I don’t believe the two convicted killers who blamed a man of African descent for their crimes would have done so were they not aware of the culture of racism that exists in our society. Some may argue that racism is passé or certainly much less present than it was in the past. I contend (in accord with many who consider the issue) that a culture of racism persists in the United States, and that Dr. Martin Luther King, Jr.’s dream, is still but a dream. It is that belief which raised immediately in my mind the question, “Would LaShaun Harris have been convicted of murder if she were not of African descent?”
The answer to that question isn’t of utmost relevance (Both Susan Smith and Andrea Yates were convicted, although Yates’s conviction was overturned). What is relevant is that the belief exits and is shared by most of the country’s population of African descent, and I suspect a sizeable portion of the country’s population of European descent as well. Relatedly, the article that pertained to Senator Obama’s potential candidacy also mentioned Hilary Clinton’s. In a society where biological and immutable human traits, such as skin color and gender, play such a major role in perceptions of worth and character, it is highly unlikely that either Obama or Clinton will ever call the White House home…much less as presently as 2008.
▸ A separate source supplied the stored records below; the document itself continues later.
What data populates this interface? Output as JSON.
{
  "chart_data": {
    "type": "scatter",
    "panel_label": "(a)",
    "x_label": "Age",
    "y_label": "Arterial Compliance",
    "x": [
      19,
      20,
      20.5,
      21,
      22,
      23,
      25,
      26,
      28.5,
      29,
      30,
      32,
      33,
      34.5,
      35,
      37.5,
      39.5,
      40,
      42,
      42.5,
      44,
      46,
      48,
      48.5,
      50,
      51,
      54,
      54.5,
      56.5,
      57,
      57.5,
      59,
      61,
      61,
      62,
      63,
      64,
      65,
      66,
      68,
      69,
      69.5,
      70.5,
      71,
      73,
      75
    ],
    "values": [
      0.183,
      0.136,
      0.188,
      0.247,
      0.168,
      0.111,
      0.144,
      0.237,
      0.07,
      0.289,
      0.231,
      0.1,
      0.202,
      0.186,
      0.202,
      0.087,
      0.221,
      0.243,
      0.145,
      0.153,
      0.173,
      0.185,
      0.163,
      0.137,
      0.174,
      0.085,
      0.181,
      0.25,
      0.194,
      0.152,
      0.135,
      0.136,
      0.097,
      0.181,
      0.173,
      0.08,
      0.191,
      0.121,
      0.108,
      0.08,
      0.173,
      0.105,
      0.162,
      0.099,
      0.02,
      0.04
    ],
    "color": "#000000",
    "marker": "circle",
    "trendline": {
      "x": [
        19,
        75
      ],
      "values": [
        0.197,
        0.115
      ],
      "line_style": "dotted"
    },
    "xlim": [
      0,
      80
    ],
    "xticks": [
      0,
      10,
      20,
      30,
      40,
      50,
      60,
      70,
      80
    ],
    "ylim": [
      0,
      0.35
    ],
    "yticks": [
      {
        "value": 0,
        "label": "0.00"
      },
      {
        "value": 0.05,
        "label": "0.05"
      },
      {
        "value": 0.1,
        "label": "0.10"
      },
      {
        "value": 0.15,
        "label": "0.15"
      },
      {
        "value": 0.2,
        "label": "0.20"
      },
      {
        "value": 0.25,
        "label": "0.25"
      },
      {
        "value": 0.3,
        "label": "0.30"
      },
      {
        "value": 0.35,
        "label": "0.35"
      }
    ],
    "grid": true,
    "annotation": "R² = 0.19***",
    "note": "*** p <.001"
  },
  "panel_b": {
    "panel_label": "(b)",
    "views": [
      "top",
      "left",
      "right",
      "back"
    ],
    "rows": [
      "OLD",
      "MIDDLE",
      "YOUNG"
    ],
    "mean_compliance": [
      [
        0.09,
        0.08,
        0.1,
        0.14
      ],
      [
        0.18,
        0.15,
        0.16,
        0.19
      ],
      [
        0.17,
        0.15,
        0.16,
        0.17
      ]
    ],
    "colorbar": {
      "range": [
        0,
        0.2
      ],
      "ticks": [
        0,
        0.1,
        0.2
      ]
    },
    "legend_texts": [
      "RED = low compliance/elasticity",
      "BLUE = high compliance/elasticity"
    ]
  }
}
Despite 40 years of dreaming, in today’s world, many fail to heed MLK’s call to evaluate individuals by the content of their character rather than by the color of their skin. Those who are trumpeting the pending campaign of Senator Obama are either unaware of the millions who continue to ignore Dr. King’s message, or are pretending that the racist tide that has flooded all elements of life in this country has ebbed. The pretense is patently, disingenuously, and almost criminally condescending. Yet, they are peddling dreams and pushing hope, products we can’t help but buy. Even those of us who know in our core of cores that Senators Obama and Clinton have less than the proverbial snowball’s chance of being president will be sucked into the media whirlpool from time to time. After all, we’re no less than human, and our hopes and dreams, no matter how dormant, live as long as we do…and sometimes beyond.